The Art of Negotiation

2010 was an awesome year; both of my schools grew at a rapid rate. As the schools grew, and the businesses matured, I encountered many sparring matches on the negotiation battlefield.

 If you are a martial arts school owner, it is important to be skilled in the art of negotiations, looking at each negotiation as a sparring match.

Each negotiation situation should be approached as if you were going to battle, you MUST be trained, prepared, and have a game plan. My most recent “negotiation sparring match” was another victory under my belt, where we ended up purchasing 1,000 square feet worth of mats.

My martial arts instructor and business partner Dion Riccardo (Sifu) cornered me during this match, helping me impose my will.  The negotiating techniques used in this match are universal, and can be applied to any purchasing situation. Here is a play by play of that match…

 “The Weigh Ins”

 It always helps when you have some background on your opponent when entering into a match and when negotiating, the same applies. I have made mat purchases in the past so in this case I already had a good idea on which company I was going to use.  If it was my first mat purchase I would have done my negotiations with several companies to determine which one I would use. Always start by going on to their website to see what specials they are currently offering, I was able to see that the mats were on sale for $1,820 for the 1,000 square feet that I wanted. The next step that I took was to sit down with my corner man (Sifu) and go over the game plan for the match that was about to take place.

“Round 1”

Armed with a game plan and pricing information I was able to begin my negotiations. I wanted to start the match on a good foot, so the first thing I said was “Hi Shawn I have bought mats about four times from you in the past…” this is gets our conversation off to a good start, kind of like bowing to your opponent before a match.

The next thing I said was “that I am calling to see how competitive your prices are.” This lets them know that I have not committed to ordering the mats from their company; I am just collecting information so I can make the best decision. This helps me dictate the pace of the fight, like a feint, putting me on offense Shawn on defense.

I continued my offensive attack with a jab, by asking how much would 500 square feet of matting would cost me? He said that the Internet price was $910, I let Shawn know that we are on a tight budget and plan on buying more mats in the near future. He then asked if I would be willing to put up a banner with his company’s logo in my school? I agreed, and with that said Shawn quoted me a price of $800 for five hundred square feet. I immediately asked “if that’s out the door including delivery”, and he respond with a yes.

I continued my offensive attack and asked if he could give a better deal on a different color mat? (In the past this attack worked and he offered an additional $50 for the red color mats.) Shawn said that inventory is pretty low in all colors so he would not be able to discount a different color. Before round one ended I asked one last question, “If I ordered them today when can I expect delivery?” This will give me all the information I need going into round two. After he gave me the timeline I thanked him for all the information he gave me and said I need a little more time to some checking and that I would call him back in about a half an hour.

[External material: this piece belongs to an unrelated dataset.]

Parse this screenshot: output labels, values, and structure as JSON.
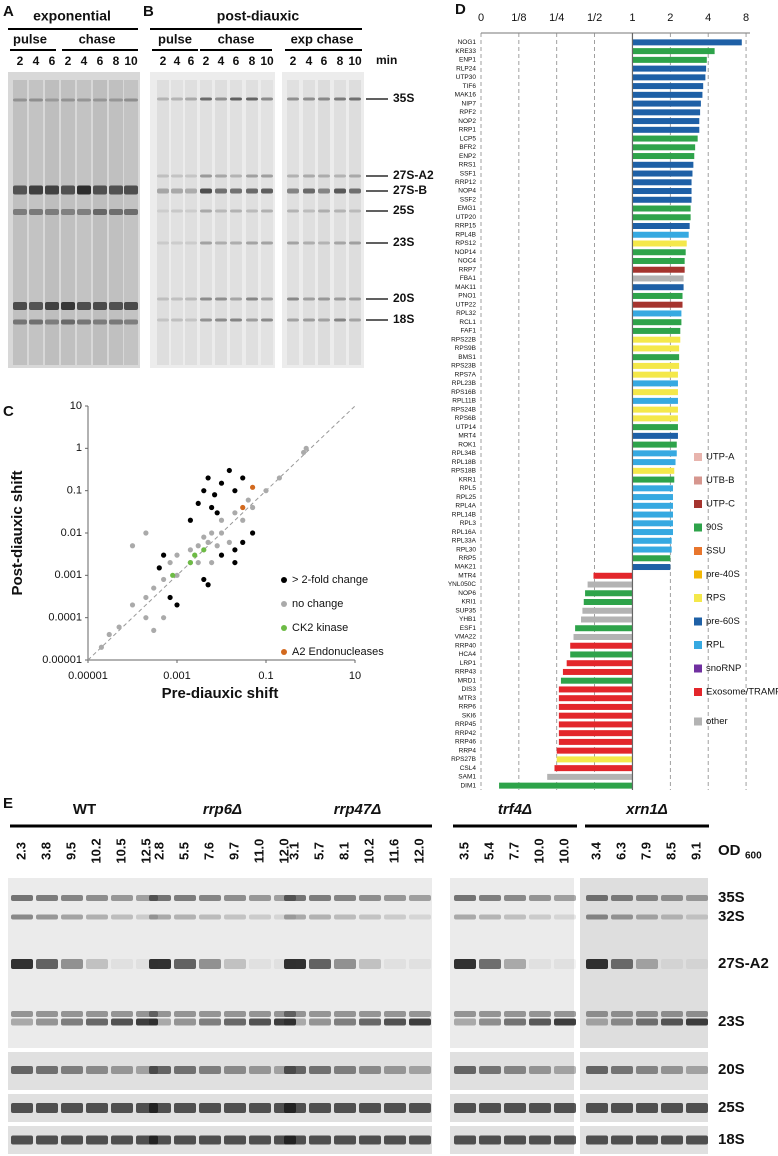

In round one I developed a good relationship with my opponent and made a couple of attacks toward getting the price lowered. Before round 2 started, I double checked with competitors to see if they could come close to the price I was getting, none could. Now that I have my opponent where I wanted them, I was able to throw and land my knockout blow by negotiating the quantity in round 2…

 “Round 2”

When I called Shawn back I told him that his price seems pretty competitive, but what if we grabbed 1,000 square feet, would you be able to give a price break? BAM!!! This is like a round kick to the head; it seems to work every time! He quoted me $1,500 for one thousand square feet of mat, saving me an additional $100 from the price I got during the end of the first round and a total of $320 off the original internet sale price. I confirmed with him that the price included shipping and gave my credit card info.

TKO Victory! $320 (17.5%) knocked off of the internet sale price!

In conclusion:

The art of negotiation should be handled like a battle by always taking the time needed to do research and come up with a game plan.  Having patience and asking the right questions will give you multiple opportunities to get the price knocked down. Then always save the quantity discount as the last attack. Meaning if you plan on ordering 100 units of an item get the price down as low as you can for 50 units, and then ask for a price brake at the higher quantity.

I am grateful that I was taught these negotiating techniques; I hope that the techniques used in this negotiation will help you save money on your next purchase.